Los discípulos no se inventaron la fe
en la resurrección, no se les ocurrió que la vida del Señor no había acabado en
el sepulcro, ni fueron víctimas de una ilusión. Lo que los evangelios nos demuestran
es que, a consecuencia de la muerte de Jesús, los discípulos quedaron
profundamente abatidos, con sus esperanzas por los suelos, sin nada que hacer
ya, sino disolverse como grupo.
Poco después, sin embargo, movidos por el
testimonio dado por unas mujeres, fueron al sepulcro y comprobaron
que estaba vacío; pero aquello se prestaba a diversas interpretaciones y, por
sí solo, no era un hecho contundente que los moviera a aceptar la resurrección.
Ellos la captan y comprenden, no a
partir de sus propias razonamientos y deducciones, sino como una experiencia
que les viene otorgada, como un don, cuya iniciativa la toma el mismo Señor, que
es quien los hace reconocer su presencia en medio de sus búsquedas –como los
que iban a Emaús– o en la comunidad reunida en Jerusalén. Pero les costó
reconocerlo: el miedo, las dudas, la tristeza se lo impedían. Unos quedaron
atónitos sin poder reconocerlo, otros aturdidos en sus dudas y otros creyeron
ver un fantasma.
En el texto de hoy, Lucas relata con realismo la experiencia del
Resucitado que tienen los discípulos e insiste, más que los otros evangelistas,
en la corporalidad del Resucitado. La
razón de esto es que los miembros de la comunidad a los que destinaba su
escrito eran cristianos procedentes de un medio cultural helenista, en el que
muchos creían en la inmortalidad del alma, pero no en la resurrección de los
cuerpos (Hech 17,18.32; 26.8.24),
aunque creían fácilmente en fantasmas.
Para evitar equívocos y disipar dudas, Jesús no sólo les demuestra
su identidad, mostrándoles sus manos y sus pies, sino que se sienta a comer con
ellos. Con este gesto se quiere indicar que Él no es un fantasma, sino que está
ante ellos de manera real y concreta.

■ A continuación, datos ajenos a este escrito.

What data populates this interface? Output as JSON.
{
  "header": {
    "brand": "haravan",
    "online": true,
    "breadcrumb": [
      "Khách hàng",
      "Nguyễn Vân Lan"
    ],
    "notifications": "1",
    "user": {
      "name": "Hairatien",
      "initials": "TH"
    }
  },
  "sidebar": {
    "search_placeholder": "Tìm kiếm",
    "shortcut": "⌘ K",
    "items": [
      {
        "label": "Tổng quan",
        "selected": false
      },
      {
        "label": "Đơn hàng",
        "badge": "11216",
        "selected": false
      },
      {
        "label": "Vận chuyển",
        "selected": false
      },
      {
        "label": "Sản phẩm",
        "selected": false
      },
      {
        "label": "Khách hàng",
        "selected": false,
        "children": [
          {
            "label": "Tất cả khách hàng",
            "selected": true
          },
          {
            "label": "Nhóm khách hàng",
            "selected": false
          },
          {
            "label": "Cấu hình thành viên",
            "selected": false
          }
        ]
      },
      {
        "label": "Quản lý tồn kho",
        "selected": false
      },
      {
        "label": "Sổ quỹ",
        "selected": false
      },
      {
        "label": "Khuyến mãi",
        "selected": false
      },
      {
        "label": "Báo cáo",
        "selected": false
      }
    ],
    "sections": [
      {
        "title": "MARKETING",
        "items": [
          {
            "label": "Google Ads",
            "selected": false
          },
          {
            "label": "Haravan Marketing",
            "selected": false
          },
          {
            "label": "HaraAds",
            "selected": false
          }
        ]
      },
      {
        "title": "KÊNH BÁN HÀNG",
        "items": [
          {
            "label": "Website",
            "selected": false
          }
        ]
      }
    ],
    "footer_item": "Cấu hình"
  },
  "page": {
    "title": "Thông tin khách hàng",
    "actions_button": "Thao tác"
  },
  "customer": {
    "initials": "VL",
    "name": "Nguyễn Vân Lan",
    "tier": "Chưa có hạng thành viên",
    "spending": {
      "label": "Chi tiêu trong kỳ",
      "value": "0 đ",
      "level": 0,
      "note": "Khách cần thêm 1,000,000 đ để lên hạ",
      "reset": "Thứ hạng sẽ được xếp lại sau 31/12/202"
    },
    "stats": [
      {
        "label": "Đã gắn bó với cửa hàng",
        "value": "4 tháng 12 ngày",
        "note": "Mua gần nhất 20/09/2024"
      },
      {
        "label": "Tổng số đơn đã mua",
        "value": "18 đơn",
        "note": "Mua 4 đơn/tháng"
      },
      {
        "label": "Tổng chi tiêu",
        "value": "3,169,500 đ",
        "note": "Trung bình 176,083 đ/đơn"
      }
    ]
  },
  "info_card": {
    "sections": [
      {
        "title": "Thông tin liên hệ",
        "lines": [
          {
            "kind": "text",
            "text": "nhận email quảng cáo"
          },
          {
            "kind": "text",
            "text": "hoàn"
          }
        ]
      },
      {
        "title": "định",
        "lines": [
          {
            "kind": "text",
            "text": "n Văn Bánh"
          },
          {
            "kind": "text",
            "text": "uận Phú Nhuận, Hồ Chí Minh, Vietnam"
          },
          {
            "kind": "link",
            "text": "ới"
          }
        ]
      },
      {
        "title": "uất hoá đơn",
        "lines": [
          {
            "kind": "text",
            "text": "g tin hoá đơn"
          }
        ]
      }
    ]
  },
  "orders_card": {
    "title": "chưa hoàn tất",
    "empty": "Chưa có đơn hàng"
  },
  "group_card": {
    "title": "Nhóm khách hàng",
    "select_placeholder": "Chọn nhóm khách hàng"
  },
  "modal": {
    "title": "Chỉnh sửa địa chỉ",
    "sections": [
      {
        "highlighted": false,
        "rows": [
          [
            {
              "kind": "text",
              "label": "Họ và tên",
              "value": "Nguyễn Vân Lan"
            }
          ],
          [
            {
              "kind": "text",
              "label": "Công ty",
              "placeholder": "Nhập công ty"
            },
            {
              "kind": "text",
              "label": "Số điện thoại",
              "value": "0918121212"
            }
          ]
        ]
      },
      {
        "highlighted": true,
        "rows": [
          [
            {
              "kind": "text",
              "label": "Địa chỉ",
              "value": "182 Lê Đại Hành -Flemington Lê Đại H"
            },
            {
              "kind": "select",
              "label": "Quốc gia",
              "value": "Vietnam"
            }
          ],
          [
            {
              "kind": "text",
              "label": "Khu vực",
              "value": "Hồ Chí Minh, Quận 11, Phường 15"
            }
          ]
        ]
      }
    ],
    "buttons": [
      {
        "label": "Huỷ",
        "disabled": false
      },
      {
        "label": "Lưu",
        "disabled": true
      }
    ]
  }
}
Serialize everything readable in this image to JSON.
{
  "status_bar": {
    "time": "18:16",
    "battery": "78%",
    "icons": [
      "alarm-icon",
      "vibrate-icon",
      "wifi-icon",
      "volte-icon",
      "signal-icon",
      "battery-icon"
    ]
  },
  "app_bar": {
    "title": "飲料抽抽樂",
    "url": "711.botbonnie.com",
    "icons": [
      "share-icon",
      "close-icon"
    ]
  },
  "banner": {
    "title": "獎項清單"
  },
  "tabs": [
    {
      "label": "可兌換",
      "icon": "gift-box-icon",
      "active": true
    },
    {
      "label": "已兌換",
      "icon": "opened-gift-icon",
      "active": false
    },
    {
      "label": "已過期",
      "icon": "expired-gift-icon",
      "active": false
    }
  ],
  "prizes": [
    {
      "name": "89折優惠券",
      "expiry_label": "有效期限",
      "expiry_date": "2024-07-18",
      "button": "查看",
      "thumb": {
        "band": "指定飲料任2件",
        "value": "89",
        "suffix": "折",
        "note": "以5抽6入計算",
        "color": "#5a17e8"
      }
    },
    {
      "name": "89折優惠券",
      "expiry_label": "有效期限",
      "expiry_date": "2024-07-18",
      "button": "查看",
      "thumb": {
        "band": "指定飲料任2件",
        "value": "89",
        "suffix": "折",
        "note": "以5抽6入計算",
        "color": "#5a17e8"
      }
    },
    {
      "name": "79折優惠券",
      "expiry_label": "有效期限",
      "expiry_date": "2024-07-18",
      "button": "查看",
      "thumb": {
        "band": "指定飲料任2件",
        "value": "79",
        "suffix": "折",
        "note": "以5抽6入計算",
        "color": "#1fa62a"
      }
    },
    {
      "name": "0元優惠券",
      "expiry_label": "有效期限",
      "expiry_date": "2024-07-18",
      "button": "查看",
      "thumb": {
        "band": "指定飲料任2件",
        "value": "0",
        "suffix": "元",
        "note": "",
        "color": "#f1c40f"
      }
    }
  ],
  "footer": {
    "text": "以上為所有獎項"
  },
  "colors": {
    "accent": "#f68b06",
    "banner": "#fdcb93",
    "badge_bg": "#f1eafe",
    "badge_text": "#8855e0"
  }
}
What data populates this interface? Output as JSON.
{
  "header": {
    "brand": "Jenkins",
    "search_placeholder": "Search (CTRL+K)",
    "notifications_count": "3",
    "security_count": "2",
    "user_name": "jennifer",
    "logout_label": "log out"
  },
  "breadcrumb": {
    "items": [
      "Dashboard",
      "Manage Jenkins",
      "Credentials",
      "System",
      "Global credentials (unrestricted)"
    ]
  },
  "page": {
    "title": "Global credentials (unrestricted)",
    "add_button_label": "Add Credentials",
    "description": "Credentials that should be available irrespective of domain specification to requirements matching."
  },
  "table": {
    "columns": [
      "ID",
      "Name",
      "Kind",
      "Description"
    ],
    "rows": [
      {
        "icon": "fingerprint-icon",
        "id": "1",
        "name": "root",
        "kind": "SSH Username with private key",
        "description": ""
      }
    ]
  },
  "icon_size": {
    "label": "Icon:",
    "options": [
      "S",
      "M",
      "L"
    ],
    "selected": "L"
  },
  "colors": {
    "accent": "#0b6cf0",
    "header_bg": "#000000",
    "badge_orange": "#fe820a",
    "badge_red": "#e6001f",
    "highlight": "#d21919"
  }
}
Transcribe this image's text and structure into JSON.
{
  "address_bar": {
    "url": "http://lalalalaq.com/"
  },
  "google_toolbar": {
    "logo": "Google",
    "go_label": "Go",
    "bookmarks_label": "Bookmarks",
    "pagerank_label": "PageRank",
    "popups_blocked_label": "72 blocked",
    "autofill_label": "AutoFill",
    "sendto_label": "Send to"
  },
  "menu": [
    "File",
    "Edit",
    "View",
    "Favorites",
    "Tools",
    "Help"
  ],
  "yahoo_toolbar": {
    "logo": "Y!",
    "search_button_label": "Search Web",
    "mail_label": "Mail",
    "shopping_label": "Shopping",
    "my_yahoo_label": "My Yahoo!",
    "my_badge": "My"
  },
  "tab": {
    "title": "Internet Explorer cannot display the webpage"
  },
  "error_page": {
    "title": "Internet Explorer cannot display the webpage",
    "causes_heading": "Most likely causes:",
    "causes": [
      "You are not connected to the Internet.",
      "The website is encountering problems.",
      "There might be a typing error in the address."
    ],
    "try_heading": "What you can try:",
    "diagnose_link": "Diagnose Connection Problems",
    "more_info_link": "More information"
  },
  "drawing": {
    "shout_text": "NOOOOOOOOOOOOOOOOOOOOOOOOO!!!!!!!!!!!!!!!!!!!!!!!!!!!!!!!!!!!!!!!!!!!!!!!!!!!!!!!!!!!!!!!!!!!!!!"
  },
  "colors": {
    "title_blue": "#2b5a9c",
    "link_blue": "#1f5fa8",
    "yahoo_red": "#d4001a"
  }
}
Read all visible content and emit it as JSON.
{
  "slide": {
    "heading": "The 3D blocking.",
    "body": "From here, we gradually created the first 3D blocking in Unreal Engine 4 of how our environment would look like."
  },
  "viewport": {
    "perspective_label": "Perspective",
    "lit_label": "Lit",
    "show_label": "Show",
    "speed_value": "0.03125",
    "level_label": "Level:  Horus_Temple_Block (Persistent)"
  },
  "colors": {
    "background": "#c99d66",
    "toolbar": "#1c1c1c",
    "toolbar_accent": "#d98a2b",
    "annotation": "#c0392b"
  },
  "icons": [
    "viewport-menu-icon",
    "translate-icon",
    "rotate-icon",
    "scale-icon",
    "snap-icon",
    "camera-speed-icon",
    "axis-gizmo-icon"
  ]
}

Los discípulos no han tenido una ilusión
ni han visto un espíritu.
Pero la resurrección no significa que Él ha vuelto a la vida
terrena que antes tenía, destinada de nuevo a morir, sino todo lo contrario:
Dios lo ha hecho pasar a una vida nueva, definitiva, que supera la muerte
porque es una vida que se sitúa en el mismo plano de existencia que la de Dios.
No sólo su espíritu ha vencido a la muerte; toda la persona de Jesús es la que ha
sido salvada de la muerte y subsiste para siempre en su nueva y definitiva
forma de existir en Dios.
Asimismo, Lucas pretende señalar la relación que existe entre la
experiencia que tuvieron los primeros testigos y la que podemos tener hoy:
ellos, a pesar de haber visto y tocado al Resucitado, tienen –al igual que
nosotros– que reconocerlo y creer por la Palabra y el banquete.
El relato nos invita, pues, a sentir presente al Señor escuchando su
Palabra, contenida en la Escritura. Ella nos hace ver que Dios ha demostrado todo el poder de su amor salvador en Jesús resucitándolo
de la muerte. Ella nos enseña también a confiar en el Señor, seguros de que si con él morimos, viviremos con él; si con él sufrimos, reinaremos con
él” (2 Tim 2,11s). Porque si Cristo resucitó, también resucitaremos (cf. 1 Cor 15).
Al
mismo tiempo, el relato enseña a descubrir la presencia del Señor en la comunidad, sobre todo cuando se congrega para la eucaristía. Allí, en la
mesa fraterna, en el banquete del pan único y compartido, que celebramos en
memoria suya, se nos hace presente el Señor, y se realiza la fraternidad por la
acción de su Espíritu.
Finalmente el Señor quiere que sus discípulos se conviertan en
“testigos” de su triunfo sobre el pecado y la muerte. Llevarán este anuncio a
todas las naciones, fortalecidos por la fuerza que les viene del Espíritu
Santo.
Los discípulos “vieron”
y “tocaron”, pero tuvieron que reconocer
y creer. También nosotros tenemos que reconocer y creer. La Palabra nos abre el
entendimiento para comprender lo que hizo por nosotros. El Pan que partimos nos hace comulgar en su Cuerpo y forja nuestra
unidad. Comprobamos lo que nos transmitieron aquellos primeros testigos y nos
animamos a llevar al mundo el mensaje de que la esperanza del ser humano está garantizada.